Afriel was annoyed. As a member of the Reshaped faction, he did not appreciate the reference to the rival Mechanists. "Don't put too much stock in mere technical expertise," he said. "Consider the aptitude for languages we Shapers have. It makes our faction a much better trading partner. To a Mechanist, all Investors look alike. "

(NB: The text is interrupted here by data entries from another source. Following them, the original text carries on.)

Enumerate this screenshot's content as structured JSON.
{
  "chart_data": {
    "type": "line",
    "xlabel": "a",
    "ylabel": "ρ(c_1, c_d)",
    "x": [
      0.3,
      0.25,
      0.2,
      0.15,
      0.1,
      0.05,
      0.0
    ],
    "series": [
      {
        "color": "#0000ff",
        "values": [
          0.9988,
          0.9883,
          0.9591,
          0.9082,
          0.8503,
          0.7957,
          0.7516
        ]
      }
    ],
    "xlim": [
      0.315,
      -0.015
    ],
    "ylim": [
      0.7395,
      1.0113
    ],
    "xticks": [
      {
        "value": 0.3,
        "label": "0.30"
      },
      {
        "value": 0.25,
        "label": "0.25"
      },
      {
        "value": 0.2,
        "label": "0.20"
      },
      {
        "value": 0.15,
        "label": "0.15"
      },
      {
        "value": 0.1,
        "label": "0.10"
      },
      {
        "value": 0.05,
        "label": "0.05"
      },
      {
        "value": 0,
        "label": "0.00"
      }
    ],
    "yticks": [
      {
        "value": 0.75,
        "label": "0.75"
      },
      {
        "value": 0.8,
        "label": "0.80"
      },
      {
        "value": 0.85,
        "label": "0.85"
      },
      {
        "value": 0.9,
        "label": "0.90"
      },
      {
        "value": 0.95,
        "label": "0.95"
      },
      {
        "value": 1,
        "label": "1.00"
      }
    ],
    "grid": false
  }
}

The alien hesitated. Afriel smiled. He had appealed to the alien's personal ambition with his last statement, and the hint had been taken. That was where the Mechanists always erred. They tried to treat all Investors consistently, using the same programmed routines each time. They lacked imagination.

Something would have to be done about the Mechanists, Afriel thought. Something more permanent than the small but deadly confrontations between isolated ships in the Asteroid Belt and the ice-rich Rings of Saturn. Both factions maneuvered constantly, looking for a decisive stroke, bribing away each other's best talent, practicing ambush, assassination, and industrial espionage.